I love love stories. I like to know how couples met. I like sappy romance movies. It is comfort for me even when it is formulaic. I will watch a romance and never lose hope that it could turn out to be good story. Sometimes I like the costumes (A Room with a View), sometimes I like the squeaky bed sounds (Delicatessen), sometimes the cinematography and humor (Amelie), sometimes I like the story of falling in love with a place (Local Hero), and sometimes I like the failure of love (Raise the Red Lantern). I have often liked foreign films.

Yesterday I watched a movie that touched me in these two surprising areas- the memory of bathing many human bodies and of love. Departures is a Japanese film that struck this memory cord with a bang. The film is richer for having lived here too. I could understand only the customary greetings and comments that are daily used in Japanese so I read the subtitles. The relationships and how they are portrayed seemed so right on. My Japanese mama friends, when they have talked of troubles in their relationships, have always commented that they just ignore their husbands for weeks at a time. (If I am upset you hear about it especially if you are my husband. He'd probably like it if I ignored him.) The film captures some of this overlooking or ignoring things in relationships- it seems very much alive and well here. There is a lot of the being positive attitude that I see here shown in the film in the main relationship which made me wonder if I had never lived here how I would look on it. The real beauty for me though, was the protagonists experience with cleaning all of those bodies, preparing them for their departure through the last threshold of this life. It is done with much love and sincerity. We could all learn something from watching our loved ones being prepared in such a way. I particularly loved the teenage granddaughters who insisted their obaachan or grandmother would want to depart this life wearing thigh high knit socks under her kimono; and through their giggles you knew their grandmother would have- she had giggled a lot with them. It was a quiet and moving film, worthy of one's time.

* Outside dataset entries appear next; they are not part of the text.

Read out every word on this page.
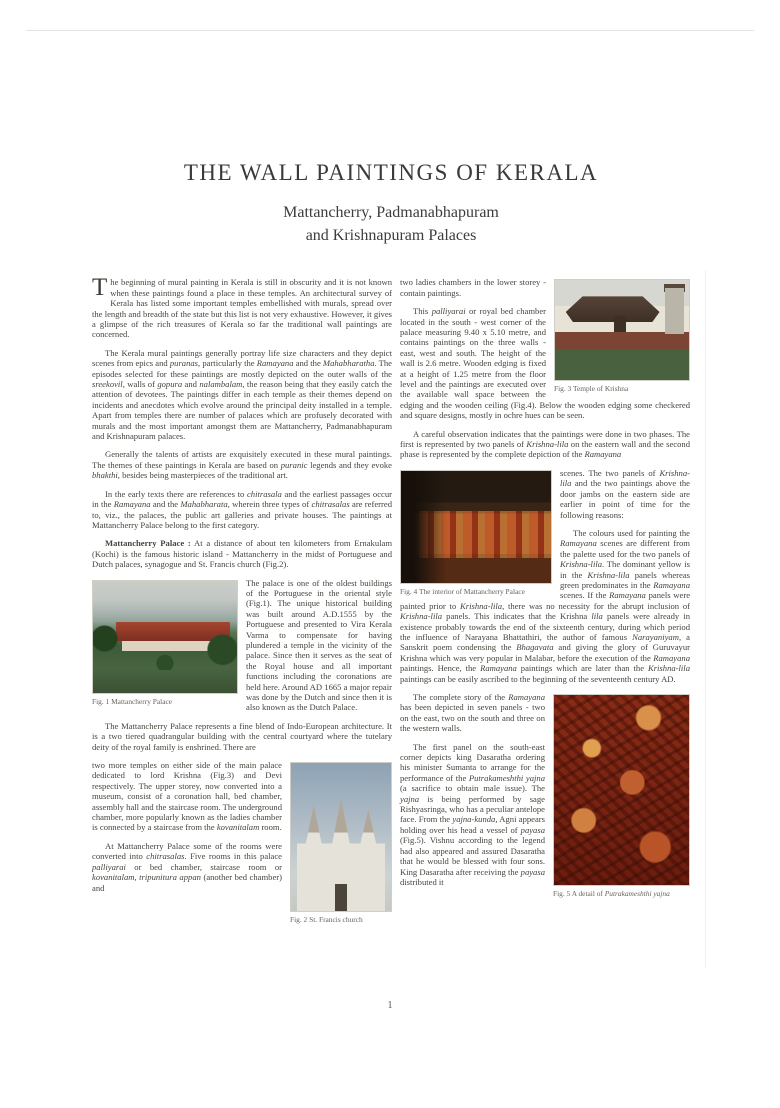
THE WALL PAINTINGS OF KERALA
Mattancherry, Padmanabhapuram
and Krishnapuram Palaces

The beginning of mural painting in Kerala is still in obscurity and it is not known when these paintings found a place in these temples. An architectural survey of Kerala has listed some important temples embellished with murals, spread over the length and breadth of the state but this list is not very exhaustive. However, it gives a glimpse of the rich treasures of Kerala so far the traditional wall paintings are concerned.

The Kerala mural paintings generally portray life size characters and they depict scenes from epics and puranas, particularly the Ramayana and the Mahabharatha. The episodes selected for these paintings are mostly depicted on the outer walls of the sreekovil, walls of gopura and nalambalam, the reason being that they easily catch the attention of devotees. The paintings differ in each temple as their themes depend on incidents and anecdotes which evolve around the principal deity installed in a temple. Apart from temples there are number of palaces which are profusely decorated with murals and the most important amongst them are Mattancherry, Padmanabhapuram and Krishnapuram palaces.

Generally the talents of artists are exquisitely executed in these mural paintings. The themes of these paintings in Kerala are based on puranic legends and they evoke bhakthi, besides being masterpieces of the traditional art.

In the early texts there are references to chitrasala and the earliest passages occur in the Ramayana and the Mahabharata, wherein three types of chitrasalas are referred to, viz., the palaces, the public art galleries and private houses. The paintings at Mattancherry Palace belong to the first category.

Mattancherry Palace : At a distance of about ten kilometers from Ernakulam (Kochi) is the famous historic island - Mattancherry in the midst of Portuguese and Dutch palaces, synagogue and St. Francis church (Fig.2).

Fig. 1 Mattancherry Palace

The palace is one of the oldest buildings of the Portuguese in the oriental style (Fig.1). The unique historical building was built around A.D.1555 by the Portuguese and presented to Vira Kerala Varma to compensate for having plundered a temple in the vicinity of the palace. Since then it serves as the seat of the Royal house and all important functions including the coronations are held here. Around AD 1665 a major repair was done by the Dutch and since then it is also known as the Dutch Palace.

The Mattancherry Palace represents a fine blend of Indo-European architecture. It is a two tiered quadrangular building with the central courtyard where the tutelary deity of the royal family is enshrined. There are

Fig. 2 St. Francis church

two more temples on either side of the main palace dedicated to lord Krishna (Fig.3) and Devi respectively. The upper storey, now converted into a museum, consist of a coronation hall, bed chamber, assembly hall and the staircase room. The underground chamber, more popularly known as the ladies chamber is connected by a staircase from the kovanitalam room.

At Mattancherry Palace some of the rooms were converted into chitrasalas. Five rooms in this palace palliyarai or bed chamber, staircase room or kovanitalam, tripunitura appan (another bed chamber) and

Fig. 3 Temple of Krishna

two ladies chambers in the lower storey - contain paintings.

This palliyarai or royal bed chamber located in the south - west corner of the palace measuring 9.40 x 5.10 metre, and contains paintings on the three walls - east, west and south. The height of the wall is 2.6 metre. Wooden edging is fixed at a height of 1.25 metre from the floor level and the paintings are executed over the available wall space between the edging and the wooden ceiling (Fig.4). Below the wooden edging some checkered and square designs, mostly in ochre hues can be seen.

A careful observation indicates that the paintings were done in two phases. The first is represented by two panels of Krishna-lila on the eastern wall and the second phase is represented by the complete depiction of the Ramayana

Fig. 4 The interior of Mattancherry Palace

scenes. The two panels of Krishna-lila and the two paintings above the door jambs on the eastern side are earlier in point of time for the following reasons:

The colours used for painting the Ramayana scenes are different from the palette used for the two panels of Krishna-lila. The dominant yellow is in the Krishna-lila panels whereas green predominates in the Ramayana scenes. If the Ramayana panels were painted prior to Krishna-lila, there was no necessity for the abrupt inclusion of Krishna-lila panels. This indicates that the Krishna lila panels were already in existence probably towards the end of the sixteenth century, during which period the influence of Narayana Bhattathiri, the author of famous Narayaniyam, a Sanskrit poem condensing the Bhagavata and giving the glory of Guruvayur Krishna which was very popular in Malabar, before the execution of the Ramayana paintings. Hence, the Ramayana paintings which are later than the Krishna-lila paintings can be easily ascribed to the beginning of the seventeenth century AD.

Fig. 5 A detail of Putrakameshthi yajna

The complete story of the Ramayana has been depicted in seven panels - two on the east, two on the south and three on the western walls.

The first panel on the south-east corner depicts king Dasaratha ordering his minister Sumanta to arrange for the performance of the Putrakameshthi yajna (a sacrifice to obtain male issue). The yajna is being performed by sage Rishyasringa, who has a peculiar antelope face. From the yajna-kunda, Agni appears holding over his head a vessel of payasa (Fig.5). Vishnu according to the legend had also appeared and assured Dasaratha that he would be blessed with four sons. King Dasaratha after receiving the payasa distributed it

1
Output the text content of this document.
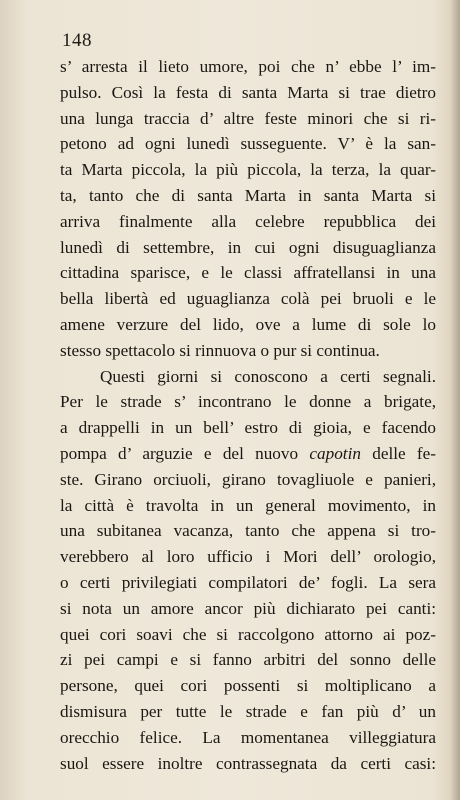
148
s’ arresta il lieto umore, poi che n’ ebbe l’ im-
pulso. Così la festa di santa Marta si trae dietro
una lunga traccia d’ altre feste minori che si ri-
petono ad ogni lunedì susseguente. V’ è la san-
ta Marta piccola, la più piccola, la terza, la quar-
ta, tanto che di santa Marta in santa Marta si
arriva finalmente alla celebre repubblica dei
lunedì di settembre, in cui ogni disuguaglianza
cittadina sparisce, e le classi affratellansi in una
bella libertà ed uguaglianza colà pei bruoli e le
amene verzure del lido, ove a lume di sole lo
stesso spettacolo si rinnuova o pur si continua.
Questi giorni si conoscono a certi segnali.
Per le strade s’ incontrano le donne a brigate,
a drappelli in un bell’ estro di gioia, e facendo
pompa d’ arguzie e del nuovo capotin delle fe-
ste. Girano orciuoli, girano tovagliuole e panieri,
la città è travolta in un general movimento, in
una subitanea vacanza, tanto che appena si tro-
verebbero al loro ufficio i Mori dell’ orologio,
o certi privilegiati compilatori de’ fogli. La sera
si nota un amore ancor più dichiarato pei canti:
quei cori soavi che si raccolgono attorno ai poz-
zi pei campi e si fanno arbitri del sonno delle
persone, quei cori possenti si moltiplicano a
dismisura per tutte le strade e fan più d’ un
orecchio felice. La momentanea villeggiatura
suol essere inoltre contrassegnata da certi casi:
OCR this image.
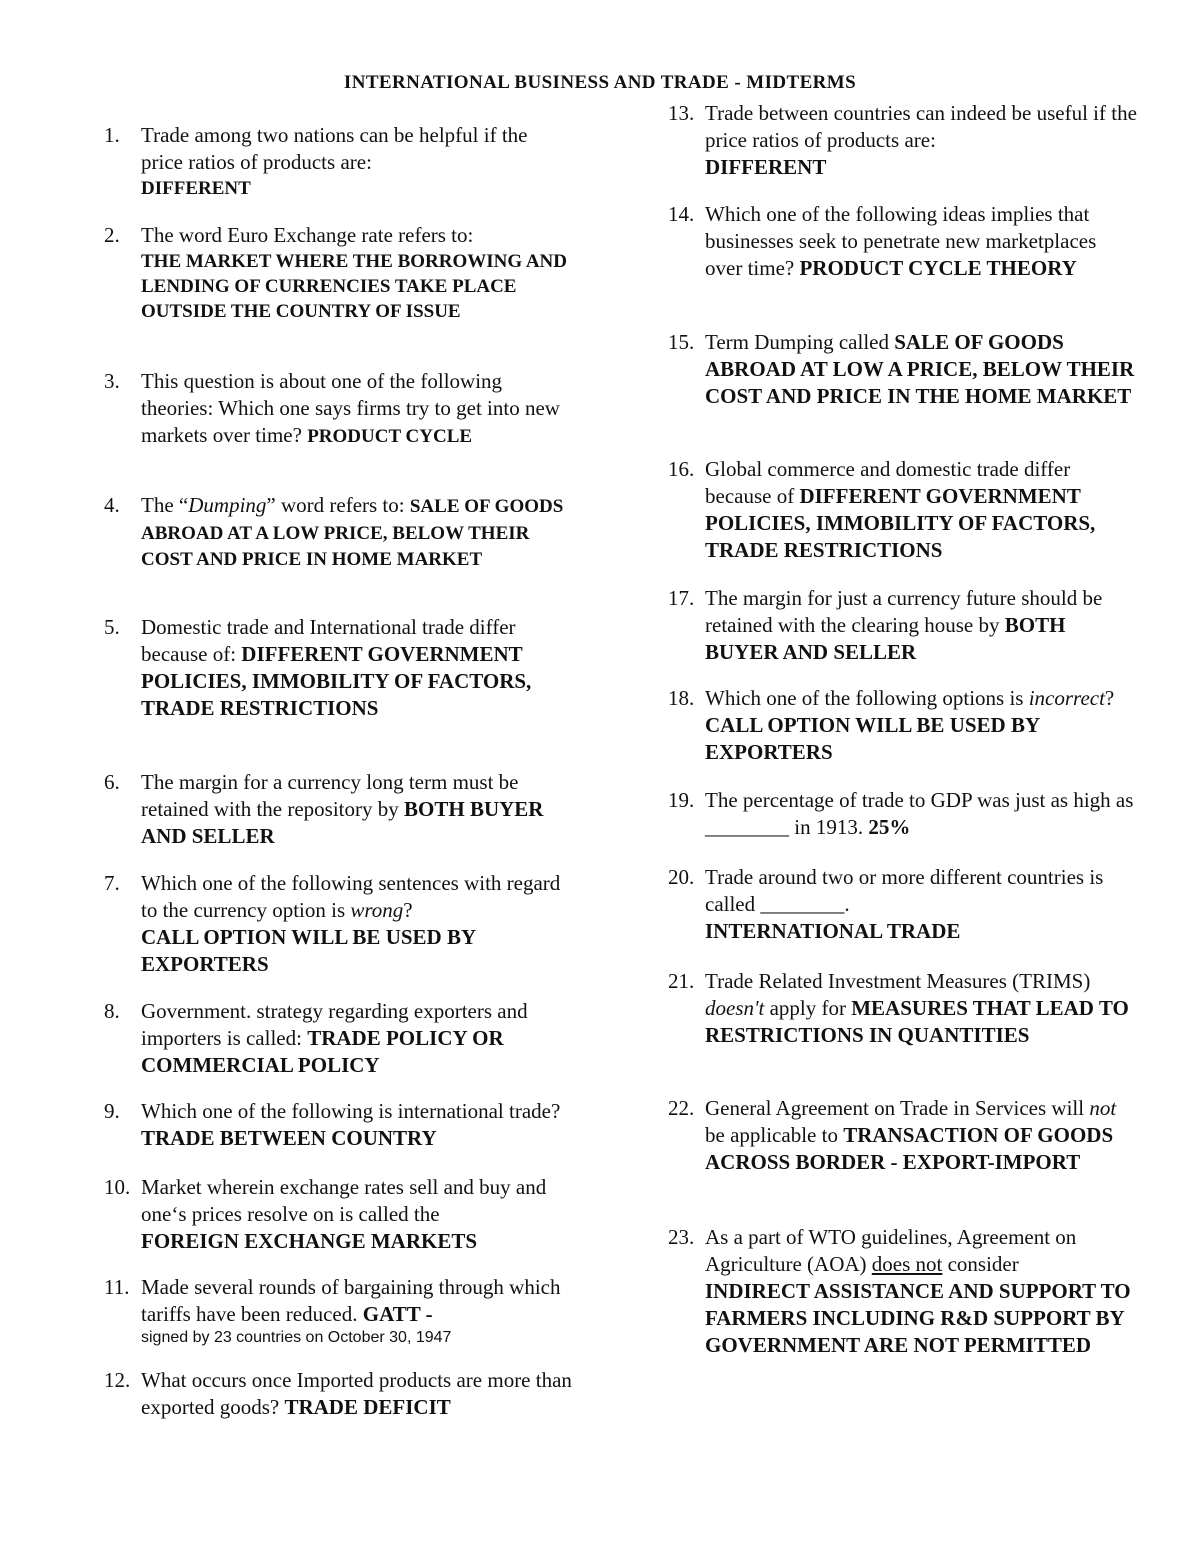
INTERNATIONAL BUSINESS AND TRADE - MIDTERMS
1. Trade among two nations can be helpful if the price ratios of products are:
DIFFERENT
2. The word Euro Exchange rate refers to:
THE MARKET WHERE THE BORROWING AND LENDING OF CURRENCIES TAKE PLACE OUTSIDE THE COUNTRY OF ISSUE
3. This question is about one of the following theories: Which one says firms try to get into new markets over time? PRODUCT CYCLE
4. The “Dumping” word refers to: SALE OF GOODS ABROAD AT A LOW PRICE, BELOW THEIR COST AND PRICE IN HOME MARKET
5. Domestic trade and International trade differ because of: DIFFERENT GOVERNMENT POLICIES, IMMOBILITY OF FACTORS, TRADE RESTRICTIONS
6. The margin for a currency long term must be retained with the repository by BOTH BUYER AND SELLER
7. Which one of the following sentences with regard to the currency option is wrong?
CALL OPTION WILL BE USED BY EXPORTERS
8. Government. strategy regarding exporters and importers is called: TRADE POLICY OR COMMERCIAL POLICY
9. Which one of the following is international trade? TRADE BETWEEN COUNTRY
10. Market wherein exchange rates sell and buy and one‘s prices resolve on is called the
FOREIGN EXCHANGE MARKETS
11. Made several rounds of bargaining through which tariffs have been reduced. GATT -
signed by 23 countries on October 30, 1947
12. What occurs once Imported products are more than exported goods? TRADE DEFICIT
13. Trade between countries can indeed be useful if the price ratios of products are:
DIFFERENT
14. Which one of the following ideas implies that businesses seek to penetrate new marketplaces over time? PRODUCT CYCLE THEORY
15. Term Dumping called SALE OF GOODS ABROAD AT LOW A PRICE, BELOW THEIR COST AND PRICE IN THE HOME MARKET
16. Global commerce and domestic trade differ because of DIFFERENT GOVERNMENT POLICIES, IMMOBILITY OF FACTORS, TRADE RESTRICTIONS
17. The margin for just a currency future should be retained with the clearing house by BOTH BUYER AND SELLER
18. Which one of the following options is incorrect? CALL OPTION WILL BE USED BY EXPORTERS
19. The percentage of trade to GDP was just as high as ________ in 1913. 25%
20. Trade around two or more different countries is called ________.
INTERNATIONAL TRADE
21. Trade Related Investment Measures (TRIMS) doesn't apply for MEASURES THAT LEAD TO RESTRICTIONS IN QUANTITIES
22. General Agreement on Trade in Services will not be applicable to TRANSACTION OF GOODS ACROSS BORDER - EXPORT-IMPORT
23. As a part of WTO guidelines, Agreement on Agriculture (AOA) does not consider
INDIRECT ASSISTANCE AND SUPPORT TO FARMERS INCLUDING R&D SUPPORT BY GOVERNMENT ARE NOT PERMITTED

A friend of ours recently died as a result of a horseback riding accident. She was someone I thought I would have time to catch up with again when we returned to the states-all those plans that we put on hold as we pursue new adventures.

Life is such a rough road- I think that is why I crave more beauty in my day. Beauty, as depicted in "American Beauty" as in the wrinkled hands of my great grandmother, the plastic bag floating on the wind, a touching song, a meaningful poem, an act of kindness, a show of respect. Those kinds of beauty seem more important to me now as they touch a dark, deep place within me that after a long fast need to be nourished.

Departures in our lives make us aware of our own shortcomings and short time. I want to drink in beauty with all of its ugliness as it is what is real and nourishing to me. Cleaning the skin sets the stage for the departure in the film, but in cleaning it, and in being present, love is released. Now for a hot soak.

1 comment :

  1. Reiko and I were just talking about that film the other day and I have been scouring the internet ever since. How odd that you would pop up.